Гравюра 1874 года с изображением Кларенс-хауса. Хорошо видно porte-cochère, то есть большое крытое крыльцо, к которому могут подъезжать кареты. Белое оштукатуренное здание Кларенс-хауса вплотную примыкает к красной кирпичной стене Сент-Джеймсского дворца. Таким образом, две королевские резиденции выходят окнами на один и тот же длинный сквер, расположенный на улице Мэлл


Теперь в его офисе были новейший домофон, телефоны и коммутатор, а также бар-холодильник для хранения напитков. Диковинные шкафы и гардеробы Филиппа по нажатию кнопки выбрасывали любой нужный костюм или рубашку. Многие из этих идей молодой герцог позаимствовал у своего дяди Дики Маунтбеттена, буквально помешанного на современных бытовых устройствах. Впрочем, от новейших способов экономии времени – маек «Симплекс», выкроенных с плавками с врезным гульфиком – молодой муж отказался.

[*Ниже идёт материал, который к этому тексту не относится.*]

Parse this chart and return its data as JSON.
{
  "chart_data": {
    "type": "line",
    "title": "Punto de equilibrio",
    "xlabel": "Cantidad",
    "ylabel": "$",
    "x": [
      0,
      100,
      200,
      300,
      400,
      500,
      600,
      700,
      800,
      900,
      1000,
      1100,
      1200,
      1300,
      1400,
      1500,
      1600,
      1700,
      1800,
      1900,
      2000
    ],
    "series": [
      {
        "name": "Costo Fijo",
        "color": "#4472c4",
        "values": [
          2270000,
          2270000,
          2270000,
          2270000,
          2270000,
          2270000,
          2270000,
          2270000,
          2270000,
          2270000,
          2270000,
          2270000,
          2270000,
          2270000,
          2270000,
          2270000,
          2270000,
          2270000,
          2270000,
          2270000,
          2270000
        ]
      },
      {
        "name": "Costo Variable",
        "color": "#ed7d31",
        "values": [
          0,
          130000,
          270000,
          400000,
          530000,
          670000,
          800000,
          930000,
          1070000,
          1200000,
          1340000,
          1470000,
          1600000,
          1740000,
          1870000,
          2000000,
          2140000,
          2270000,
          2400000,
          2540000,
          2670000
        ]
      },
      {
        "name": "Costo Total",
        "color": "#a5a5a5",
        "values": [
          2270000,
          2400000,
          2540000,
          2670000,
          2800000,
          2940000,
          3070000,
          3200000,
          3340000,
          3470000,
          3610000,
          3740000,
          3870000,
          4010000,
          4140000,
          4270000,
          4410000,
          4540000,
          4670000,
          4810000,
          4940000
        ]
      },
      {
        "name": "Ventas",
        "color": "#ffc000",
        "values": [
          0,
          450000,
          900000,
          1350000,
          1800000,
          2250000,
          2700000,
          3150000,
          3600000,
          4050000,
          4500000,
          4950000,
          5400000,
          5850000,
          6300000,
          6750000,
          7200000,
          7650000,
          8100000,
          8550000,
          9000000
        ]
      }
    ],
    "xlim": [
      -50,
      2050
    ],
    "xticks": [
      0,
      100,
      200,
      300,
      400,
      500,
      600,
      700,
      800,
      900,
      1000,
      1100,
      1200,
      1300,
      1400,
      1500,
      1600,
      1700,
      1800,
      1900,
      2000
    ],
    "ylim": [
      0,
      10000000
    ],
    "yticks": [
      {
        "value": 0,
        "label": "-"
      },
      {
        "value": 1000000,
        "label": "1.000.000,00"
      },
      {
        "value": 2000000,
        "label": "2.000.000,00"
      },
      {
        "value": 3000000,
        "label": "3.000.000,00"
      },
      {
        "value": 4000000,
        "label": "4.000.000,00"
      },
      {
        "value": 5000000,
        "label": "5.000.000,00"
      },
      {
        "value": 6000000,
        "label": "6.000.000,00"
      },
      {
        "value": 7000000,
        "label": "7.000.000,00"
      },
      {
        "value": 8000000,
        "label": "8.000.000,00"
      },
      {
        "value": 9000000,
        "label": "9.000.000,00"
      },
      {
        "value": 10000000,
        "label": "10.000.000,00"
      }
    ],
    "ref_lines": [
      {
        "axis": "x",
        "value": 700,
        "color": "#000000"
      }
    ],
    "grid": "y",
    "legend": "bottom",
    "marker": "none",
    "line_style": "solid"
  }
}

Дюк пользовался необычайным уважением среди 11 сотрудников резиденции, у каждого из которых была своя собственная спальня с ковром и радио. К ним нужно было добавить «обтекаемый, белый, очень футуристический телевизор», который стоял в холле для прислуги, – это был свадебный подарок от Маунтбеттенов. А еще по дому ходили слухи о том, что у хозяина нет ни единой пижамы! «Никогда их не носил», – так якобы объяснил он это обстоятельство одному из слуг. А другой слуга примерно в то же время сообщил, что герцог совершенно не стыдится того, что его однажды утром застали в чем мать родила в постели с принцессой (которая всегда носит шелковую ночную рубашку). Сэр Фредерик Браунинг по прозвищу Бой, казначей канцелярии герцога Эдинбургского, однажды обнаружил Филиппа в бассейне, который находился через дорогу от дворца. Там он учил своих детей плавать, будучи полностью обнаженным. В общем, Кларенс-хаус славился отсутствием формальностей: так, герцога Виндзорского во время его визита в 1952 году очень впечатлили легкие ужины с самообслуживанием и самыми обычными блюдами, например сосисками с картофельным пюре. «Они жили почти как простые люди… – вспоминал Джон Гибсон, лакей из детской комнаты, который отвечал за коляску и прогулки принца Чарльза. – С куда меньшими церемониями, чем некоторые из тех, с кем я общался вне дворца и кто стоял на социальной лестнице гораздо ниже их». И Елизавета, и Филипп любили играть со своими детьми в большом сквере, который Кларенс-хаус делил с Сент-Джеймсским дворцом.

В феврале 1952 года молодая чета столкнулась с неожиданной проблемой. После вступления Елизаветы на престол они решили остаться в своем уютном, самолично спроектированном доме – вопреки традициям и ожиданиям истеблишмента, предполагавшего, что они переедут в величественный Букингемский дворец. Но Филипп и Елизавета решили, что не хотят жить «в этом хаосе».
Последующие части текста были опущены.